Flu season is here! Flu season typically runs October through April. The Centers for Disease Control and Prevention recommend an annual flu vaccine as the first and most important step in protecting against the flu. Flu vaccine is available now in some local pharmacies. The cost for vaccine may vary by location. The Fairfax County Health Department will also have flu vaccine available by the end of October in its five district offices. Although the World Health Organization has officially declared an end to the H1N1 pandemic, this does not mean that the H1N1 virus has gone away. Flu is a serious illness that can make even healthy children and adults sick. This year, a new universal vaccination recommendation was issued. Everyone over six months of age should get a flu vaccine, especially people who are at high risk such as young children; pregnant women; people with chronic health conditions like asthma, diabetes or heart and lung disease; and people 65 years and older. People who received 2009 H1N1 vaccine should get another flu vaccine this season. In addition to a flu vaccine, follow these steps year-round to prevent the spread of germs:
- Wash your hands with soap and water often throughout the day.

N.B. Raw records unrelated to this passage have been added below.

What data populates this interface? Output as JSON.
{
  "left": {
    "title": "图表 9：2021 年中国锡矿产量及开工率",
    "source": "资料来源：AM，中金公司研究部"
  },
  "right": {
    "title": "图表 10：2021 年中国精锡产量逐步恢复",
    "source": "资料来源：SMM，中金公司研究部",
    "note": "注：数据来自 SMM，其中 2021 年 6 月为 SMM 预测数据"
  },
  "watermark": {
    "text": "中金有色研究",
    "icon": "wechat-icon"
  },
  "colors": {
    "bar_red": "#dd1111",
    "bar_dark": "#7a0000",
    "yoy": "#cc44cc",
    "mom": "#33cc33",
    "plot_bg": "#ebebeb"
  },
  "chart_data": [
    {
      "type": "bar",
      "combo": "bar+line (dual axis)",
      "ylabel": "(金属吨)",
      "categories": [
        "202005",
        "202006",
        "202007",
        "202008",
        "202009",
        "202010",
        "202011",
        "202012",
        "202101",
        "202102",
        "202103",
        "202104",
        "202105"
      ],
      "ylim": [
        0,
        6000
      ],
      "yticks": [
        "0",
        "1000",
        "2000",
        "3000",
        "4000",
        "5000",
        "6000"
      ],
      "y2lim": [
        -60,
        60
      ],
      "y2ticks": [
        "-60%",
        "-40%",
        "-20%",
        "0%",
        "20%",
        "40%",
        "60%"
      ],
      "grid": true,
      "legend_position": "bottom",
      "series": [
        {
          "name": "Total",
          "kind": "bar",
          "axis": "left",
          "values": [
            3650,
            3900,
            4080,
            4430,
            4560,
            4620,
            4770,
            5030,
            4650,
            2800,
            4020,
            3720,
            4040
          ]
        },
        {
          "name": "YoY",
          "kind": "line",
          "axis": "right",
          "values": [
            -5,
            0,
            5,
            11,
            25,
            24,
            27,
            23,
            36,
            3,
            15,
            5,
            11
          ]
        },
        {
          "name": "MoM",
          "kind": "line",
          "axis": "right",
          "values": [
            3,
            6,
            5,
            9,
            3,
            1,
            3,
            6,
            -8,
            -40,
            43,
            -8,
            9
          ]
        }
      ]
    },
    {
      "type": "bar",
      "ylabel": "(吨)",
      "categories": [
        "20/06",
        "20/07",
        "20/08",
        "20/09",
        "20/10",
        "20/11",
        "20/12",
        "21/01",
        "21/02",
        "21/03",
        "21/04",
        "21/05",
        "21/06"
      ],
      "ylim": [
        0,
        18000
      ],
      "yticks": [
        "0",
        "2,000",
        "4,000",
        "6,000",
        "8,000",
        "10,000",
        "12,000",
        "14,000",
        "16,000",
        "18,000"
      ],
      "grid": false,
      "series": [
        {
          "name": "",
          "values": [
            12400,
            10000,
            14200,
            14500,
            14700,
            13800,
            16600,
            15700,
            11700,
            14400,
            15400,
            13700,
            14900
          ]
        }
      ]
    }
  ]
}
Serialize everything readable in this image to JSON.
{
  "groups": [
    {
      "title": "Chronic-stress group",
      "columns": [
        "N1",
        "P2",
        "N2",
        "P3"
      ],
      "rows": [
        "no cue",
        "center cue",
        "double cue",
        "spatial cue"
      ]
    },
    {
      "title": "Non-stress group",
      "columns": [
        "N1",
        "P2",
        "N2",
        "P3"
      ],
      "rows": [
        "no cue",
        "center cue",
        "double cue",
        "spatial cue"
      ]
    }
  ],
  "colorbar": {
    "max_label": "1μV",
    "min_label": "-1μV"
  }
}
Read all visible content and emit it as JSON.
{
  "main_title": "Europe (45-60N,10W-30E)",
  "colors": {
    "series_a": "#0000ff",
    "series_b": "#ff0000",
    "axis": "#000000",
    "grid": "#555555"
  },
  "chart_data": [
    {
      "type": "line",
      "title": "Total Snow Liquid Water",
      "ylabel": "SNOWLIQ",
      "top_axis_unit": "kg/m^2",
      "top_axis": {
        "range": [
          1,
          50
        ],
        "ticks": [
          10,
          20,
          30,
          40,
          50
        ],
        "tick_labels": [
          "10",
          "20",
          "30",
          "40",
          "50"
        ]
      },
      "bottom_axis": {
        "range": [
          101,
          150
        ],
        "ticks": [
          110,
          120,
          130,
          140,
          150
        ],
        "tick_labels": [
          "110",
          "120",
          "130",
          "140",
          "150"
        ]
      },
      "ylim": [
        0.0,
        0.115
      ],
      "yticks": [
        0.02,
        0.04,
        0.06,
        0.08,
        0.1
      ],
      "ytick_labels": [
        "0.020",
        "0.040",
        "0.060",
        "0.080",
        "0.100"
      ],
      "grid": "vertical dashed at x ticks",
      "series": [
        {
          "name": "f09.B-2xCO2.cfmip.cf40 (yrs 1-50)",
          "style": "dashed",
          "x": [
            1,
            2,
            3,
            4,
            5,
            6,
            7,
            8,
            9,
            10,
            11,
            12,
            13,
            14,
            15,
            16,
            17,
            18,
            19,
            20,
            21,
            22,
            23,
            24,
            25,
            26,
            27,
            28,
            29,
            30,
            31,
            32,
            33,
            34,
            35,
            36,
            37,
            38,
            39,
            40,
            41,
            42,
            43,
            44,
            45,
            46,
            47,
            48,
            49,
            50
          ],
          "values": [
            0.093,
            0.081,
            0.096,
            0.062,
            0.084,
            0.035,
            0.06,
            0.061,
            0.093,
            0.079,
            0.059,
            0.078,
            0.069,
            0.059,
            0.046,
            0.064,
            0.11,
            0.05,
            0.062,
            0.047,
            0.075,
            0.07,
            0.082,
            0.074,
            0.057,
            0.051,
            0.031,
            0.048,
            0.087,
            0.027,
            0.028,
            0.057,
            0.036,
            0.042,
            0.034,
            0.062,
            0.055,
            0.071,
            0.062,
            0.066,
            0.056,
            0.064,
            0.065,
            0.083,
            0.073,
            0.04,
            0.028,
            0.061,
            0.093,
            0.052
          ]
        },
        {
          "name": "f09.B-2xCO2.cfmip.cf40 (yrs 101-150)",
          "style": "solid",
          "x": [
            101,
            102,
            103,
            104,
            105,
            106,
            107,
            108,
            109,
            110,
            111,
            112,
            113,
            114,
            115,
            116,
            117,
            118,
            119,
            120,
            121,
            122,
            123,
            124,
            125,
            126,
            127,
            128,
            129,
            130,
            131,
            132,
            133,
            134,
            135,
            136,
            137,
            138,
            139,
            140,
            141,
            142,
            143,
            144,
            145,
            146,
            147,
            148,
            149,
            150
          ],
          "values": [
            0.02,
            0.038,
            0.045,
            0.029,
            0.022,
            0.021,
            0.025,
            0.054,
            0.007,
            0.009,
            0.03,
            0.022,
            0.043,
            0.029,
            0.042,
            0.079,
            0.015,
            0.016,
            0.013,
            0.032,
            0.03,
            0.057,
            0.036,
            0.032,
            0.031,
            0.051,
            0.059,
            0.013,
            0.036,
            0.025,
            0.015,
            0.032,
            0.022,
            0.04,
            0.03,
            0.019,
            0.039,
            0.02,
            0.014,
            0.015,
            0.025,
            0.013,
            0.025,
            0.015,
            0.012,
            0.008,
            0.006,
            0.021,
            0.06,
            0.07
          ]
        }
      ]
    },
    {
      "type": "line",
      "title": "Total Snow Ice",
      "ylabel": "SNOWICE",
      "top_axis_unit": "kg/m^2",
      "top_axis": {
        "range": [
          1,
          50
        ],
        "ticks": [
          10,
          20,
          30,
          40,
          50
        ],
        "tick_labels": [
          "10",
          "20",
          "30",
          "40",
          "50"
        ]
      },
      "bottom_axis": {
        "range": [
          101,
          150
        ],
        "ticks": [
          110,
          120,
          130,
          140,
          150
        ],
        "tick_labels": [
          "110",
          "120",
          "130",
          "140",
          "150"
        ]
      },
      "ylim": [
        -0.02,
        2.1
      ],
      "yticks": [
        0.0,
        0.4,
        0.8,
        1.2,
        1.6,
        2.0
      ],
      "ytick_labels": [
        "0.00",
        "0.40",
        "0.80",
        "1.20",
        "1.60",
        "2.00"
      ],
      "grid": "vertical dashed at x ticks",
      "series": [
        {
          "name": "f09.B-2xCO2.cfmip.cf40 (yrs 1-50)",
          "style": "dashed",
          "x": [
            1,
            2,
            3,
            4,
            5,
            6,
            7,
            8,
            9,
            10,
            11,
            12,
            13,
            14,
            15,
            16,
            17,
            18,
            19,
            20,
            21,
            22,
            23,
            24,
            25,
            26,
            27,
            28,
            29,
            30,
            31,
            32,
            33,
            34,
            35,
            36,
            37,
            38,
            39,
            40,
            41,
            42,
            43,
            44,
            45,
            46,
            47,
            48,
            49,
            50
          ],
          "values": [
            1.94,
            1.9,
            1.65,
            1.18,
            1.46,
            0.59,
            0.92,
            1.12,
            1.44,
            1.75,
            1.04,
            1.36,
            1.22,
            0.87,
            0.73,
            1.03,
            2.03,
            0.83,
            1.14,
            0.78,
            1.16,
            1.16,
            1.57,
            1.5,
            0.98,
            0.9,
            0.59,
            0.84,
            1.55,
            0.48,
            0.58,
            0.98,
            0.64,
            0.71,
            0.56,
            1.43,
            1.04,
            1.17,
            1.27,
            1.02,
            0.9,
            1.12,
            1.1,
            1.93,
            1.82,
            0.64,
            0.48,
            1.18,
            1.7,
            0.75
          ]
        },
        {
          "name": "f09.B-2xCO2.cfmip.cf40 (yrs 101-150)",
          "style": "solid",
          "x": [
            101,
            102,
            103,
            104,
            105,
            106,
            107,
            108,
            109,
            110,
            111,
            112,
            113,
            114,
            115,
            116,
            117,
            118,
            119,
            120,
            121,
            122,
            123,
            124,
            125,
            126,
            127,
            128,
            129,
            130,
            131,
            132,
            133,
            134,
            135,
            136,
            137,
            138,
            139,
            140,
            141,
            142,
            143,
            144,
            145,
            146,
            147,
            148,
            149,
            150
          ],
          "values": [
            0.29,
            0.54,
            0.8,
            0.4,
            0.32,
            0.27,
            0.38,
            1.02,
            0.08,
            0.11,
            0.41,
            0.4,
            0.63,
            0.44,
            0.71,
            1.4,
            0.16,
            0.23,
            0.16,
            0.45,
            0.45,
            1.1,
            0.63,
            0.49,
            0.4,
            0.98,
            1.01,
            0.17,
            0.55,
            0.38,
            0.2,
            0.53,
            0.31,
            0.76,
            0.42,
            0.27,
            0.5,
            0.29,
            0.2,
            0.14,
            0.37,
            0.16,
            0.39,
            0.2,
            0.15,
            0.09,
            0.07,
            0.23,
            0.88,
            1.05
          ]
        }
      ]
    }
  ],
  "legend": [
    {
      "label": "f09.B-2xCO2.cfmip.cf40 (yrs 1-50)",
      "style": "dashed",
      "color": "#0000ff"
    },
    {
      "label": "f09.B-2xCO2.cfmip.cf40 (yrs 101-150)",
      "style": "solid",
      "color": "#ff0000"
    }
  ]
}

- Cough or sneeze into a tissue or your sleeve, not your hands.
- Stay home from work or school when sick to avoid infecting others.
To learn more about the flu and where to find vaccinations, visit www.fairfaxcounty.gov/flu.
Finally, on Oct. 14-16, several Fairfax County Sheriff’s deputies will participate in the LawFit Challenge at George Mason University. Participants from all over the country compete in bench press, sit-ups, sit and reach, pull-ups, push-ups, a run and a work performance test.
That’s it for this edition of the Fairfax County Health and Safety Podcast, produced by the Fairfax County, Virginia government. Thanks for listening. Additional information about health and safety topics and emergency preparedness may be found online at www.fairfaxcounty.gov. And remember, if you have a police, fire or medical emergency, call 9-1-1. For non-emergency needs, call 703-691-2131.